The school is also creating a committee to review and revise the student handbook and code of conduct. LTHS also has been implementing restorative justice practices where students try to rectify wrongs and build community.
“We’re teaching our students without simply removing them without teaching them the skills they need for success,” said Jennifer Rowe, the school’s first-year director of equity and belonging.
Rowe said it is important to help students develop relationships and give them a sense of belonging at school.
“Fighting is just the outpouring of struggles,” Rowe said.
In dealing with drug and alcohol use, LTHS is emphasizing treatment rather than punishment and has partnered this year with the Rosecrance Health Network which specializes in treating addiction.
A Rosecrance counselor is now available for individualized assessments. When a student is found in possession of or under the influence of illegal substances, instead of being given an immediate out-of-school suspension, students now have the option to undergo an individualized assessment and may opt in to an alternative to suspension program through Rosecrance.
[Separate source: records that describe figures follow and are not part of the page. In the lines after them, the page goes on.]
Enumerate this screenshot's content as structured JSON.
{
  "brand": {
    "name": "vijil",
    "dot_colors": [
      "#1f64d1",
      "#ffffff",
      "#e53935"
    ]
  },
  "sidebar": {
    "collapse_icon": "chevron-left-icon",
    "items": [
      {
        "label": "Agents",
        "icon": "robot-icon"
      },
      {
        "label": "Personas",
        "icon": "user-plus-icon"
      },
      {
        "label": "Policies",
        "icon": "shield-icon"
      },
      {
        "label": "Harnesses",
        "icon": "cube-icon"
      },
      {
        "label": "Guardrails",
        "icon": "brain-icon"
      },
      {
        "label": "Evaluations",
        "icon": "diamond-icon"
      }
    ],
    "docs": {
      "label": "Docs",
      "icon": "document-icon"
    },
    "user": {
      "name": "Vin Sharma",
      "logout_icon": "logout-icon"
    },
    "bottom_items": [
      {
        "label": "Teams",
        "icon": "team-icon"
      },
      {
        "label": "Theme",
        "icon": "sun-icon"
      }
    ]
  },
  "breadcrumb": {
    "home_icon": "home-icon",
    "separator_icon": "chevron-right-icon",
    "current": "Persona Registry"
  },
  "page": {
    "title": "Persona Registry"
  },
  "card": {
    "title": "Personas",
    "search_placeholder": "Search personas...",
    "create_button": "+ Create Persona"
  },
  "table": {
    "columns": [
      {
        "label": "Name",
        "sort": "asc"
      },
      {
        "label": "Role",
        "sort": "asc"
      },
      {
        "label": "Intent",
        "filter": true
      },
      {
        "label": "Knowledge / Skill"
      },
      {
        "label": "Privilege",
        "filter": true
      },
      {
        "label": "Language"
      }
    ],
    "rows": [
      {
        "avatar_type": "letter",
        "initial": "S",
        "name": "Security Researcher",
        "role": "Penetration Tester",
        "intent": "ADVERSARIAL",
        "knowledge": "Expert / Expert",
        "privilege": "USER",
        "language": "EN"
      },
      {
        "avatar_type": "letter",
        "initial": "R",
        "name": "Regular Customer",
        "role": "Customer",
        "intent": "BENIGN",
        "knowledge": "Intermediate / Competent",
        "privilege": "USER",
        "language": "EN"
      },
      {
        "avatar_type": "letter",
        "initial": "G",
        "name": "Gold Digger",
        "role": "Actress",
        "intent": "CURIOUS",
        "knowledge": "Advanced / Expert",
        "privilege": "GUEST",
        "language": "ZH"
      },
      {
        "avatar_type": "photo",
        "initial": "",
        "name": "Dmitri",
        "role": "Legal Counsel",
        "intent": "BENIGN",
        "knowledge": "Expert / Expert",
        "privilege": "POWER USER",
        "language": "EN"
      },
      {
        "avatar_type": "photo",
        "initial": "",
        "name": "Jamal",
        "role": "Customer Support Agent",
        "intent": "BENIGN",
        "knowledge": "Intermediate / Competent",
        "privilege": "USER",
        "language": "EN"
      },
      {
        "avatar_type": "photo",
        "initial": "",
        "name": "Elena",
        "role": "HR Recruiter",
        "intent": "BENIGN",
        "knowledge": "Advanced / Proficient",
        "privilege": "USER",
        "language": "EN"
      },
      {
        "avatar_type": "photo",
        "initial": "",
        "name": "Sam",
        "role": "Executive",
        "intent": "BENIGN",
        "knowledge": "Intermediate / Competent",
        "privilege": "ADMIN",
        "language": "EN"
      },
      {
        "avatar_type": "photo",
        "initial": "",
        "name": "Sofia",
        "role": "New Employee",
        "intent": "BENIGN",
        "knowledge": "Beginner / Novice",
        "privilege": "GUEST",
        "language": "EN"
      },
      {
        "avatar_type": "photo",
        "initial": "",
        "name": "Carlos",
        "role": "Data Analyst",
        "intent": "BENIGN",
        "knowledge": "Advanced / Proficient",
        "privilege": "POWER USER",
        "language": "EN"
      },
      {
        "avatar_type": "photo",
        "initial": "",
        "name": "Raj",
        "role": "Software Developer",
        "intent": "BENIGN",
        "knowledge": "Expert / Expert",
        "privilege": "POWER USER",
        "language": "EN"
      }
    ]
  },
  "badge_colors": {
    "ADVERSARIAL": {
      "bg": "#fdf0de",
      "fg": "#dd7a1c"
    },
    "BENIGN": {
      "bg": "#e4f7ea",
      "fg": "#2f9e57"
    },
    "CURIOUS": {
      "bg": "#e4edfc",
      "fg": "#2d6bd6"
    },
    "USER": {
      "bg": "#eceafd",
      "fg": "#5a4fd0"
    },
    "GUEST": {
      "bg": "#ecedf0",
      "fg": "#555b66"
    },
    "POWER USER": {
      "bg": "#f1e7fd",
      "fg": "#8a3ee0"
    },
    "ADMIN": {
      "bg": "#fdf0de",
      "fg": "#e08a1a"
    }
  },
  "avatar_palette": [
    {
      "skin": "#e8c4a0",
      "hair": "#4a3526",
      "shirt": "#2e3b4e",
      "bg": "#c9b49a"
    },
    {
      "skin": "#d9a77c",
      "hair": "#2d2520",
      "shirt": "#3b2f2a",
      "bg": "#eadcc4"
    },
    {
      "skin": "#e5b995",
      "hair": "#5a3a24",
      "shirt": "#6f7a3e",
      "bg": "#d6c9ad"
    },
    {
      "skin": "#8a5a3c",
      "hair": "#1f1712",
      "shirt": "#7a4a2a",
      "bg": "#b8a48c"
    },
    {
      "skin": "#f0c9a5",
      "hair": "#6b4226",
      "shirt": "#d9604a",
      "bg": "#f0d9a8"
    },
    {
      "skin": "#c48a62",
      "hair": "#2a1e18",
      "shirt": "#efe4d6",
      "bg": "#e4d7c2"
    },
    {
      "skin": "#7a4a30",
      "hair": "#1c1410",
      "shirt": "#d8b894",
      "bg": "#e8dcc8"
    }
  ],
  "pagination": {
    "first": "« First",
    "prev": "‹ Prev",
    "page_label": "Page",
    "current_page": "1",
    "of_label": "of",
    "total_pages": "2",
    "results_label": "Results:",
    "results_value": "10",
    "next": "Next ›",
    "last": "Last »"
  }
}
Thirty-five students have taken advantage of this option this year.
School board member Alison Kelly and Superintendent Brian Waterman addressed concerns expressed in the community and on social media that the new policy will result in a double standard and lighter discipline for students of color, because school officials will be preoccupied with not disciplining students of color to satisfy state officials to the detriment of the wider school community.
“We want to make sure that there are not two separate rules here,” Kelly said.
Waterman assured her that would not be the case.
“We have one student handbook; we have one code of code of conduct,” Waterman said. “We’re not talking about two separate rules here.”